Autre chose que ce peu de choses, et pour finir ailleurs que dans l’étroit passage où les borgnes donnent la direction écartée des lieux où nous devrions être.


Pour elle, avec mon affection et  mon amour,voici des lignes qu'elle lira dans les poussières des années à venir, avec des rires et des éclats, puisque les murs sont  gris, que les autres que nous saignent moins , que le lit est toujours  un lit aux draps sales, que les voyages sont sans élan, que nous restons sur la place au lieu de nous rencontrer, que le monde n'est plus solide, mais une affaire de volonté d'aller voir par ailleurs si nous y sommes, que nous dégringolons du côté du ciel et de la terre, avec l'enfer à sa base, avec cette solitude qui nous est musique et cendre, comme les plumes d'un archange avec ses forces parallèles,voilà pour toi, qui sera un peu de moi plus nettement que je ne l’admets, avec mes déficiences, avec tout ce que je te dis, voici que je te mets dans ma ressemblance, voici que tu restes et resteras de mon amour.


Quand l'automne se lèche et se pourlèche sur l'épousée  qui est  à la bonne place, qui fait  figure de bon esprit, je m’enroule du matin au soir avec ce qu'il y a de soleil et de rouge sur les corps qui n'ont plus aucune chance.

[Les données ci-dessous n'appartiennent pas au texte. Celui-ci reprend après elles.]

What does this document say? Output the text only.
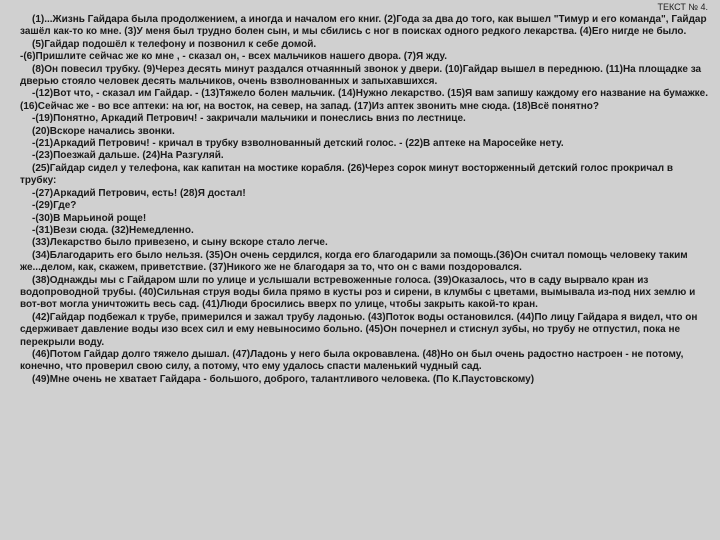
ТЕКСТ № 4.

(1)...Жизнь Гайдара была продолжением, а иногда и началом его книг. (2)Года за два до того, как вышел "Тимур и его команда", Гайдар зашёл как-то ко мне. (3)У меня был трудно болен сын, и мы сбились с ног в поисках одного редкого лекарства. (4)Его нигде не было.

(5)Гайдар подошёл к телефону и позвонил к себе домой.

-(6)Пришлите сейчас же ко мне , - сказал он, - всех мальчиков нашего двора. (7)Я жду.

(8)Он повесил трубку. (9)Через десять минут раздался отчаянный звонок у двери. (10)Гайдар вышел в переднюю. (11)На площадке за дверью стояло человек десять мальчиков, очень взволнованных и запыхавшихся.

-(12)Вот что, - сказал им Гайдар. - (13)Тяжело болен мальчик. (14)Нужно лекарство. (15)Я вам запишу каждому его название на бумажке. (16)Сейчас же - во все аптеки: на юг, на восток, на север, на запад. (17)Из аптек звонить мне сюда. (18)Всё понятно?

-(19)Понятно, Аркадий Петрович! - закричали мальчики и понеслись вниз по лестнице.

(20)Вскоре начались звонки.

-(21)Аркадий Петрович! - кричал в трубку взволнованный детский голос. - (22)В аптеке на Маросейке нету.

-(23)Поезжай дальше. (24)На Разгуляй.

(25)Гайдар сидел у телефона, как капитан на мостике корабля. (26)Через сорок минут восторженный детский голос прокричал в трубку:

-(27)Аркадий Петрович, есть! (28)Я достал!

-(29)Где?

-(30)В Марьиной роще!

-(31)Вези сюда. (32)Немедленно.

(33)Лекарство было привезено, и сыну вскоре стало легче.

(34)Благодарить его было нельзя. (35)Он очень сердился, когда его благодарили за помощь.(36)Он считал помощь человеку таким же...делом, как, скажем, приветствие. (37)Никого же не благодаря за то, что он с вами поздоровался.

(38)Однажды мы с Гайдаром шли по улице и услышали встревоженные голоса. (39)Оказалось, что в саду вырвало кран из водопроводной трубы. (40)Сильная струя воды била прямо в кусты роз и сирени, в клумбы с цветами, вымывала из-под них землю и вот-вот могла уничтожить весь сад. (41)Люди бросились вверх по улице, чтобы закрыть какой-то кран.

(42)Гайдар подбежал к трубе, примерился и зажал трубу ладонью. (43)Поток воды остановился. (44)По лицу Гайдара я видел, что он сдерживает давление воды изо всех сил и ему невыносимо больно. (45)Он почернел и стиснул зубы, но трубу не отпустил, пока не перекрыли воду.

(46)Потом Гайдар долго тяжело дышал. (47)Ладонь у него была окровавлена. (48)Но он был очень радостно настроен - не потому, конечно, что проверил свою силу, а потому, что ему удалось спасти маленький чудный сад.

(49)Мне очень не хватает Гайдара - большого, доброго, талантливого человека. (По К.Паустовскому)
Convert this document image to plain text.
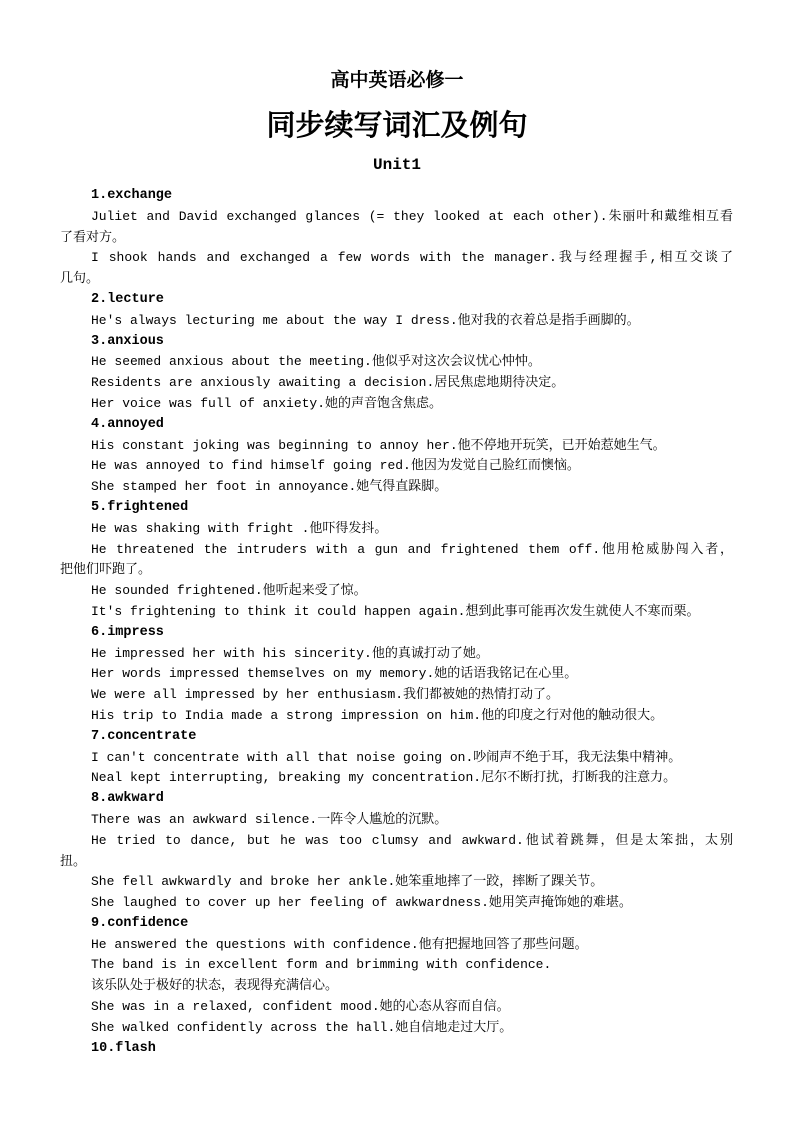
高中英语必修一
同步续写词汇及例句
Unit1
1.exchange
Juliet and David exchanged glances (= they looked at each other).朱丽叶和戴维相互看
了看对方。
I shook hands and exchanged a few words with the manager.我与经理握手,相互交谈了
几句。
2.lecture
He's always lecturing me about the way I dress.他对我的衣着总是指手画脚的。
3.anxious
He seemed anxious about the meeting.他似乎对这次会议忧心忡忡。
Residents are anxiously awaiting a decision.居民焦虑地期待决定。
Her voice was full of anxiety.她的声音饱含焦虑。
4.annoyed
His constant joking was beginning to annoy her.他不停地开玩笑，已开始惹她生气。
He was annoyed to find himself going red.他因为发觉自己脸红而懊恼。
She stamped her foot in annoyance.她气得直跺脚。
5.frightened
He was shaking with fright .他吓得发抖。
He threatened the intruders with a gun and frightened them off.他用枪威胁闯入者，
把他们吓跑了。
He sounded frightened.他听起来受了惊。
It's frightening to think it could happen again.想到此事可能再次发生就使人不寒而栗。
6.impress
He impressed her with his sincerity.他的真诚打动了她。
Her words impressed themselves on my memory.她的话语我铭记在心里。
We were all impressed by her enthusiasm.我们都被她的热情打动了。
His trip to India made a strong impression on him.他的印度之行对他的触动很大。
7.concentrate
I can't concentrate with all that noise going on.吵闹声不绝于耳，我无法集中精神。
Neal kept interrupting, breaking my concentration.尼尔不断打扰，打断我的注意力。
8.awkward
There was an awkward silence.一阵令人尴尬的沉默。
He tried to dance, but he was too clumsy and awkward.他试着跳舞，但是太笨拙，太别
扭。
She fell awkwardly and broke her ankle.她笨重地摔了一跤，摔断了踝关节。
She laughed to cover up her feeling of awkwardness.她用笑声掩饰她的难堪。
9.confidence
He answered the questions with confidence.他有把握地回答了那些问题。
The band is in excellent form and brimming with confidence.
该乐队处于极好的状态，表现得充满信心。
She was in a relaxed, confident mood.她的心态从容而自信。
She walked confidently across the hall.她自信地走过大厅。
10.flash
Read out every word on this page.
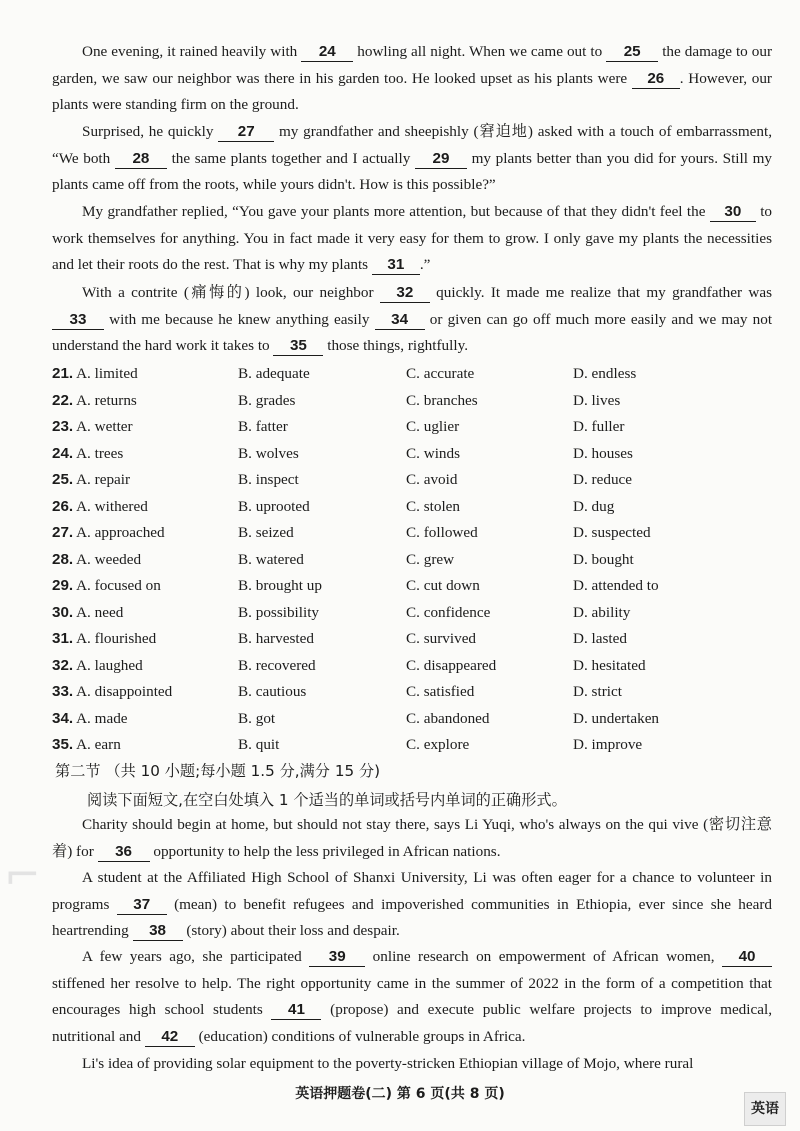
One evening, it rained heavily with 24 howling all night. When we came out to 25 the damage to our garden, we saw our neighbor was there in his garden too. He looked upset as his plants were 26 . However, our plants were standing firm on the ground.

Surprised, he quickly 27 my grandfather and sheepishly (窘迫地) asked with a touch of embarrassment, “We both 28 the same plants together and I actually 29 my plants better than you did for yours. Still my plants came off from the roots, while yours didn't. How is this possible?”

My grandfather replied, “You gave your plants more attention, but because of that they didn't feel the 30 to work themselves for anything. You in fact made it very easy for them to grow. I only gave my plants the necessities and let their roots do the rest. That is why my plants 31 .”

With a contrite (痛悔的) look, our neighbor 32 quickly. It made me realize that my grandfather was 33 with me because he knew anything easily 34 or given can go off much more easily and we may not understand the hard work it takes to 35 those things, rightfully.

21. A. limited	B. adequate	C. accurate	D. endless
22. A. returns	B. grades	C. branches	D. lives
23. A. wetter	B. fatter	C. uglier	D. fuller
24. A. trees	B. wolves	C. winds	D. houses
25. A. repair	B. inspect	C. avoid	D. reduce
26. A. withered	B. uprooted	C. stolen	D. dug
27. A. approached	B. seized	C. followed	D. suspected
28. A. weeded	B. watered	C. grew	D. bought
29. A. focused on	B. brought up	C. cut down	D. attended to
30. A. need	B. possibility	C. confidence	D. ability
31. A. flourished	B. harvested	C. survived	D. lasted
32. A. laughed	B. recovered	C. disappeared	D. hesitated
33. A. disappointed	B. cautious	C. satisfied	D. strict
34. A. made	B. got	C. abandoned	D. undertaken
35. A. earn	B. quit	C. explore	D. improve
第二节 （共 10 小题;每小题 1.5 分,满分 15 分)
阅读下面短文,在空白处填入 1 个适当的单词或括号内单词的正确形式。
⌐

Charity should begin at home, but should not stay there, says Li Yuqi, who's always on the qui vive (密切注意着) for 36 opportunity to help the less privileged in African nations.

A student at the Affiliated High School of Shanxi University, Li was often eager for a chance to volunteer in programs 37 (mean) to benefit refugees and impoverished communities in Ethiopia, ever since she heard heartrending 38 (story) about their loss and despair.

A few years ago, she participated 39 online research on empowerment of African women, 40 stiffened her resolve to help. The right opportunity came in the summer of 2022 in the form of a competition that encourages high school students 41 (propose) and execute public welfare projects to improve medical, nutritional and 42 (education) conditions of vulnerable groups in Africa.

Li's idea of providing solar equipment to the poverty-stricken Ethiopian village of Mojo, where rural

英语押题卷(二) 第 6 页(共 8 页)
英语
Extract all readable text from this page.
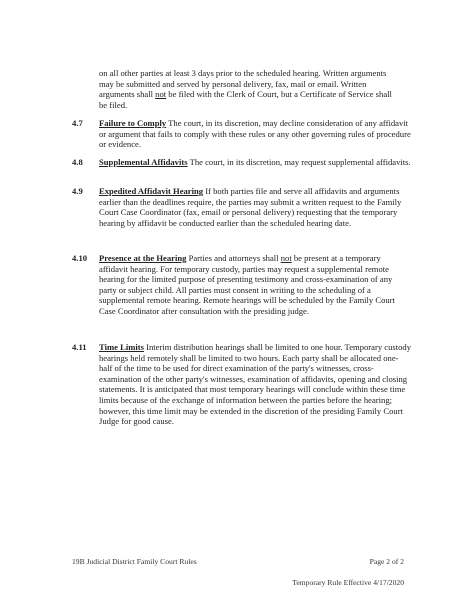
on all other parties at least 3 days prior to the scheduled hearing. Written arguments may be submitted and served by personal delivery, fax, mail or email. Written arguments shall not be filed with the Clerk of Court, but a Certificate of Service shall be filed.
4.7 Failure to Comply The court, in its discretion, may decline consideration of any affidavit or argument that fails to comply with these rules or any other governing rules of procedure or evidence.
4.8 Supplemental Affidavits The court, in its discretion, may request supplemental affidavits.
4.9 Expedited Affidavit Hearing If both parties file and serve all affidavits and arguments earlier than the deadlines require, the parties may submit a written request to the Family Court Case Coordinator (fax, email or personal delivery) requesting that the temporary hearing by affidavit be conducted earlier than the scheduled hearing date.
4.10 Presence at the Hearing Parties and attorneys shall not be present at a temporary affidavit hearing. For temporary custody, parties may request a supplemental remote hearing for the limited purpose of presenting testimony and cross-examination of any party or subject child. All parties must consent in writing to the scheduling of a supplemental remote hearing. Remote hearings will be scheduled by the Family Court Case Coordinator after consultation with the presiding judge.
4.11 Time Limits Interim distribution hearings shall be limited to one hour. Temporary custody hearings held remotely shall be limited to two hours. Each party shall be allocated one-half of the time to be used for direct examination of the party's witnesses, cross-examination of the other party's witnesses, examination of affidavits, opening and closing statements. It is anticipated that most temporary hearings will conclude within these time limits because of the exchange of information between the parties before the hearing; however, this time limit may be extended in the discretion of the presiding Family Court Judge for good cause.
19B Judicial District Family Court Rules	Page 2 of 2
Temporary Rule Effective 4/17/2020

Lire est un travail bien modeste puisque après il faut s’y livrer ou s’en délivrer.


Hermétique à ma demande je me sens à découvert comme ce lièvre qui choisit de se donner au fusil, avant même que le chien ne s'écrase sur la pierre, et c'est ce lièvre là qui me retient de venir vous rejoindre.


Autrefois je conjuguais le verbe souffrir à toutes les personnes du superlatif, quelle farce, je n'ai tiré de lui que des confusions qui ont alimenté ma vision fausse du monde, et la lourde sensation que le mal était un enfer que j'ai mis à moins d’un mètre de moi, pour ses terroirs justes,pour ses commodités à ne rien dire, à me voir ainsi stupide et à patiner sur mes émotions, je le suis devenu, comme le sont   tous ceux qui sont décorés, qui ont des palmes, et qui signent sous la croix avec un vocabulaire de concierge.


J’écris  à la force de la rature, comme en de mauvaise compagnie, en mauvaise campagne, lorsque le canon a tonné le premier contre mon métier d'homme, pour plaire et déplaire ,en fait, je m'en fous, ragots et radotages  en moi, je vois bien que chacun use  en mieux de sa langue, qu'il y entre, qu'il est  sûr de ses saloperies de spectacle de dire et de consigner avec sa queue et le feu de ses entrailles,peu me chaut,je reste sur mes positions de tireur couché.